Global stock markets had already been recovering amid stimulus measures and lockdown easing
Stock markets on both sides of the Atlantic powered ahead yesterday, lifted by numbers showing the US economy is generating jobs by the millions again, completely wrong-footing pessimistic analysts.
European stocks were massively higher at the close. London did somewhat less well than its eurozone peers as the pound strengthened, undercutting earnings prospects for export-heavy FTSE index members.
Global stock markets had already been on the recovery path, as economies were being injected with unprecedented cash from governments and central banks, and lockdowns were being eased.
In London, the FTSE 100 closed up 2.3% to 6,484.30 points; Frankfurt — DAX 30 ended up 3.4% to 12,847.68 points; Paris — CAC 40 closed up 3.7% to 5,197.79 points and EURO STOXX 50 ended up 3.8% to 3,385.05 points yesterday.
The dollar and oil also got a shot in the arm from the jobs data that had been expected to be dismal, but ended up fuelling hopes the world economy may already be emerging from coronavirus gloom.
The US economy regained 2.5mn jobs in May as pandemic shutdowns began to ease, sending the unemployment rate down to 13.3%, the Labor Department reported yesterday.
This compares with consensus forecasts of an eight-million drop in the workforce.
This a mind-blowing number and shows that the economy is improving, said Naeem Aslam, chief market analyst at AvaTrade. Things are not as bad as many thought. This data, if it is a true reflection of the economy, is likely to speed up the recovery for the US economy, he said.
On Wall Street, the Dow had clocked up a staggering gain of more than 1,000 points by the late New York morning.
US stocks continue to rock and roll after a better than expected non-farm payroll report suggests the economic recovery already began in May, said Edward Moya at OANDA.
The latest support came from the European Central Bank, which on Thursday ramped up its emergency bond-buying scheme by a bigger-than-expected 600bn ($674bn) to 1.35tn.

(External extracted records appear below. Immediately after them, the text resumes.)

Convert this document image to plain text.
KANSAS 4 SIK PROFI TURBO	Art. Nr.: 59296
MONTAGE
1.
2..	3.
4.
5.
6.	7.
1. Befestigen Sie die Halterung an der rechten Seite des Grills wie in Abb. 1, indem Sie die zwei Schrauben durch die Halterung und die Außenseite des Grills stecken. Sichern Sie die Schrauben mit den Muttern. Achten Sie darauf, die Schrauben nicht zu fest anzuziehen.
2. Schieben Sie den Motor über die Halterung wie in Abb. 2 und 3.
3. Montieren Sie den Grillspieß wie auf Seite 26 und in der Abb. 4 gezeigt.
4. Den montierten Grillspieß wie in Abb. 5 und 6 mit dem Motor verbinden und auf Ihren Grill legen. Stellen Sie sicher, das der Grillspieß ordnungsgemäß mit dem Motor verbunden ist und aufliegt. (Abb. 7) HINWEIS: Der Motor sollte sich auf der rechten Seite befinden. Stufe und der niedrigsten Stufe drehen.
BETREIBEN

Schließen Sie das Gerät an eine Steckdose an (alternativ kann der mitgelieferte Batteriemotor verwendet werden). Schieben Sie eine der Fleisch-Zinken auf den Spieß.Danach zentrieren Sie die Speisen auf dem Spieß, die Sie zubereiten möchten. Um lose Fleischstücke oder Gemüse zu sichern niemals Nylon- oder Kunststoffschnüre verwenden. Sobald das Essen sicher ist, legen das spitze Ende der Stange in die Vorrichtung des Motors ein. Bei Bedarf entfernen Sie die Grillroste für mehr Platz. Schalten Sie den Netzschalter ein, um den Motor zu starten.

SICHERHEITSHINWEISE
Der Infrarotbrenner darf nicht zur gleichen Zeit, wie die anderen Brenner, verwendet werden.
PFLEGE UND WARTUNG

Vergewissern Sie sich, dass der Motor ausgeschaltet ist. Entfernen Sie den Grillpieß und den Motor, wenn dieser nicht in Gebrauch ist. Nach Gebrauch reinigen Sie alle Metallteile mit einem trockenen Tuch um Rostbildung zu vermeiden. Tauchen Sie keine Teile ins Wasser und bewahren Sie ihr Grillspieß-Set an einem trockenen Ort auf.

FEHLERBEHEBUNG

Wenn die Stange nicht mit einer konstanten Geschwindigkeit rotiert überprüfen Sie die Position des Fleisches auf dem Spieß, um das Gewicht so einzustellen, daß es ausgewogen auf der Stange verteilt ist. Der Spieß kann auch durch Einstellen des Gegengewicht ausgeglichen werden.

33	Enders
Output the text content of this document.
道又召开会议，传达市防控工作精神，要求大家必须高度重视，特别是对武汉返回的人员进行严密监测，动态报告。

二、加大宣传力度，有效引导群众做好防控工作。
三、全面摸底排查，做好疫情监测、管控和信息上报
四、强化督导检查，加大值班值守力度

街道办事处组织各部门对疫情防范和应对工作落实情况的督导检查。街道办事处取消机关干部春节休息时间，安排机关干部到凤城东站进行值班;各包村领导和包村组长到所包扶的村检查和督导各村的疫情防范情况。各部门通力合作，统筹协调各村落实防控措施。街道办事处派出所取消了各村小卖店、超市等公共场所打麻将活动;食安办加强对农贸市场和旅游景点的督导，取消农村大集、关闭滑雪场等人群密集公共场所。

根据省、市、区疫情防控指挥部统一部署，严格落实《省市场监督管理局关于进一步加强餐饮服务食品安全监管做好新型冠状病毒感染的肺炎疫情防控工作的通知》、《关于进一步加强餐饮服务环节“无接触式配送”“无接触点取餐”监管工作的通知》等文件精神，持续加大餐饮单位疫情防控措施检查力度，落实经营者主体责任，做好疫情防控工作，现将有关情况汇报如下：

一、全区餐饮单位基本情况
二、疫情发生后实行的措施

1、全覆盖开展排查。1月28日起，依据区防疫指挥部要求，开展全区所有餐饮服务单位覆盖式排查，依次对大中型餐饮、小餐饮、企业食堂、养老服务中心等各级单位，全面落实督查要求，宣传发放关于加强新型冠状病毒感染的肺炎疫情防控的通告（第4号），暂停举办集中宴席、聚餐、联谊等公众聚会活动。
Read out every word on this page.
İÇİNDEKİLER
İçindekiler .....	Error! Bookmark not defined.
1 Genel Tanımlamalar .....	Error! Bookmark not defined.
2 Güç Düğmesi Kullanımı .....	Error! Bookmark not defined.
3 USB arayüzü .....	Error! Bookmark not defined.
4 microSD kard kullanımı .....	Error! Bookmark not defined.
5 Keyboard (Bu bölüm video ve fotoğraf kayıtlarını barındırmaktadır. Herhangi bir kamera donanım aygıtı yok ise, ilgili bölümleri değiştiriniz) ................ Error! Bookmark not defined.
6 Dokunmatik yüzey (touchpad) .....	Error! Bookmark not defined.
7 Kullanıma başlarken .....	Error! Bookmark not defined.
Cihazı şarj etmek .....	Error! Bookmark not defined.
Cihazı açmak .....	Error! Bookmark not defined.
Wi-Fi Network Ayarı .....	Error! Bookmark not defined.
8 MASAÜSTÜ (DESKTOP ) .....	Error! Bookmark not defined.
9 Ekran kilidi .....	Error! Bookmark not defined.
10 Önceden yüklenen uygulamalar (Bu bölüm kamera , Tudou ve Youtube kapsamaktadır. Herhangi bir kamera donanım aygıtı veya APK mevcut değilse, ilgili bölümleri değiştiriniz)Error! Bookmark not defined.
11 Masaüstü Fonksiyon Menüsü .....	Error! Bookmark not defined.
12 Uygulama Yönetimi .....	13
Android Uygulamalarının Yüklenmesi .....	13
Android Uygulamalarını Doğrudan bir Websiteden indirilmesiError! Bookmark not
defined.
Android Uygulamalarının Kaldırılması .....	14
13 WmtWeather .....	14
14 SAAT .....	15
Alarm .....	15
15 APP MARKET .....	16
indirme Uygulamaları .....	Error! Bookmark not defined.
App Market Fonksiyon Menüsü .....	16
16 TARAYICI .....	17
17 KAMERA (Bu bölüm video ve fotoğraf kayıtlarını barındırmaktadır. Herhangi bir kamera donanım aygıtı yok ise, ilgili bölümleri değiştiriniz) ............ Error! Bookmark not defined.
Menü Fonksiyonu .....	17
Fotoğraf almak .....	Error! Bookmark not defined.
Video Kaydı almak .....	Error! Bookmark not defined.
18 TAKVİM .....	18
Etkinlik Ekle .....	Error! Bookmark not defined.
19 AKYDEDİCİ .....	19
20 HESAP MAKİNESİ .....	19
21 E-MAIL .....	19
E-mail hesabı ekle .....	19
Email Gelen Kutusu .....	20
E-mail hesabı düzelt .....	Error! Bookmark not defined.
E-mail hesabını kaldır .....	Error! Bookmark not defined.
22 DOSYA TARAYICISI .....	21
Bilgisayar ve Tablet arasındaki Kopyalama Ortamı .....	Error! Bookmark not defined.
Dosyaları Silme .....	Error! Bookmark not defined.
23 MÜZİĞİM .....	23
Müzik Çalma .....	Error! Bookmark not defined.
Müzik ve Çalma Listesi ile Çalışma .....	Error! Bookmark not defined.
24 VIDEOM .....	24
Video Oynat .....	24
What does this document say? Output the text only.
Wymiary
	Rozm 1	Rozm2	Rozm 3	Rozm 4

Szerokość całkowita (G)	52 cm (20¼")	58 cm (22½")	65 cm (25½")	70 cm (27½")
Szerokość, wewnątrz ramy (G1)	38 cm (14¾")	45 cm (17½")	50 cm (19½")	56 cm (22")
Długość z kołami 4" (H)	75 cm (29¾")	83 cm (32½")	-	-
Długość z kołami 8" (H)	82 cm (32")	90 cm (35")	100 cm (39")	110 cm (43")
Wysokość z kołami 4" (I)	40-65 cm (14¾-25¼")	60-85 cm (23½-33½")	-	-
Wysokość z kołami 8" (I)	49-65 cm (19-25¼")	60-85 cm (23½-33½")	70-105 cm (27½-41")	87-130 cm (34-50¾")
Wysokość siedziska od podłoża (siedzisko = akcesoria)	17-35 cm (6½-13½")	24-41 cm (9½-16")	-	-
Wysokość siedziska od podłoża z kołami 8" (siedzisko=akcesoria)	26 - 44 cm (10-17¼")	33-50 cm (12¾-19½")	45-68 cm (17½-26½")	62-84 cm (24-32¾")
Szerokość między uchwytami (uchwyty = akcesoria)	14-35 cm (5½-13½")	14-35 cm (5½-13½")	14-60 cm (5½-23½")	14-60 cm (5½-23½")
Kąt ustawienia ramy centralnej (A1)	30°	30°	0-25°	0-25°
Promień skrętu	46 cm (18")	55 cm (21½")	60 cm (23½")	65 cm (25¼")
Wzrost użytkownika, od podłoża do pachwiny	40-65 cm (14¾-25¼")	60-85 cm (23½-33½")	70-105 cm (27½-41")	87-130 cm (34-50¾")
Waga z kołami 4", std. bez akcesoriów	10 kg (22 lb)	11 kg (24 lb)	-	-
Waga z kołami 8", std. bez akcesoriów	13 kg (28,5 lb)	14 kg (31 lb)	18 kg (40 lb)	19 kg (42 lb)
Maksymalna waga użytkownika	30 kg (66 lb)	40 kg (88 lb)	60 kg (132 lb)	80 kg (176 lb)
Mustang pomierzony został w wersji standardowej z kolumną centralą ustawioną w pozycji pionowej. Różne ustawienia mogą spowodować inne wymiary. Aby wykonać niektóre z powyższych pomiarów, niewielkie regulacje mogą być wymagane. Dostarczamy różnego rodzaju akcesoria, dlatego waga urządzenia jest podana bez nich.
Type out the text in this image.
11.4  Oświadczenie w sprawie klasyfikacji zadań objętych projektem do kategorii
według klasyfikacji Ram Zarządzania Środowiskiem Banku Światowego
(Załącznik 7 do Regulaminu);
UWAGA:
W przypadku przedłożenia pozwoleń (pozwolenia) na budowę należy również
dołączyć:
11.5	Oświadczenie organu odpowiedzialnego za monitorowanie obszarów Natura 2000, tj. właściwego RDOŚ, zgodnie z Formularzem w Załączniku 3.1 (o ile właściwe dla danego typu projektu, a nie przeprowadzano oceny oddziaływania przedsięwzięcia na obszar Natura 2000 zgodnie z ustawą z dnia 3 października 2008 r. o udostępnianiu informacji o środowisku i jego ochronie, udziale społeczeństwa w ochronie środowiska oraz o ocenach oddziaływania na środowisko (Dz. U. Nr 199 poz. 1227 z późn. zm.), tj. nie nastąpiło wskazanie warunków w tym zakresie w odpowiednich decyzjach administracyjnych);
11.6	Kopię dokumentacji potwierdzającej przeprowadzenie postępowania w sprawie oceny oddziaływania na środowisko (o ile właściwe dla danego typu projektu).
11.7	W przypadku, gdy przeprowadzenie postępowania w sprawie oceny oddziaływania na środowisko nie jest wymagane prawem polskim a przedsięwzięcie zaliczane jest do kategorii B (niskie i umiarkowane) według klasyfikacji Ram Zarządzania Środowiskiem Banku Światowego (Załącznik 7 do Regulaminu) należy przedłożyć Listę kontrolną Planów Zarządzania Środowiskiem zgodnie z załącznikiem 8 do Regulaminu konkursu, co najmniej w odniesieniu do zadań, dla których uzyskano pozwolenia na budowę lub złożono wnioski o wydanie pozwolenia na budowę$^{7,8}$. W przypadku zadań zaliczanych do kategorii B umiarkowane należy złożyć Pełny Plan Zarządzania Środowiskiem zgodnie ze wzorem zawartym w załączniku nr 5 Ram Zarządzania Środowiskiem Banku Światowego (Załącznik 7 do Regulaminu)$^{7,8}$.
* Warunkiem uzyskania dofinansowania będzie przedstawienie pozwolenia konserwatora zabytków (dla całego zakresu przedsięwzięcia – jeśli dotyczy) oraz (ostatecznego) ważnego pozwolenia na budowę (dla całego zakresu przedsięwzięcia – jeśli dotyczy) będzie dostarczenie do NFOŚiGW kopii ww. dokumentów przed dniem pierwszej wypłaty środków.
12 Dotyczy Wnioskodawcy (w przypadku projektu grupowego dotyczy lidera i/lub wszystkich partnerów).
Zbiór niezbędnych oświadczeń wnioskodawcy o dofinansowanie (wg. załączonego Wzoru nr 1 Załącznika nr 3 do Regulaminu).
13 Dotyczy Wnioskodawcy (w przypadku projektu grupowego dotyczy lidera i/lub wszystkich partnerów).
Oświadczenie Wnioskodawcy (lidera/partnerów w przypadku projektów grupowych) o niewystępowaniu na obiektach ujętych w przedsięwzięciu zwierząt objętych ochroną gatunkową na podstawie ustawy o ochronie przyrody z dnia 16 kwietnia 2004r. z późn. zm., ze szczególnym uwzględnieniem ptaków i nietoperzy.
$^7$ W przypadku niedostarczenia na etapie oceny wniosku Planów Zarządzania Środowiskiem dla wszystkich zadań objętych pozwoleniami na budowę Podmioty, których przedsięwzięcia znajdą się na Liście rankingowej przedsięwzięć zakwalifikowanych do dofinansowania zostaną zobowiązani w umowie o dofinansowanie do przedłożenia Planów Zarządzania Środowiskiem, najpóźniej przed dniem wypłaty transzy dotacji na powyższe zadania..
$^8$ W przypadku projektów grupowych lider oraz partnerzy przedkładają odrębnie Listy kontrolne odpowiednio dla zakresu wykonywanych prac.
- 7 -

The dollar rose against the euro following the jobs data, having earlier in the session traded at a three-month low against the European currency.
Oil prices were firmly on course for a sixth weekly rise partly on fresh hopes for the US economy, and partly because Opec and its allies brought forward a meeting to discuss further oil output cuts.
Opec’s 13 members led by Saudi Arabia and their allies, including Russia, who had originally been due to meet on June 9 and 10, will now meet today to talk about cuts, an Opec source said.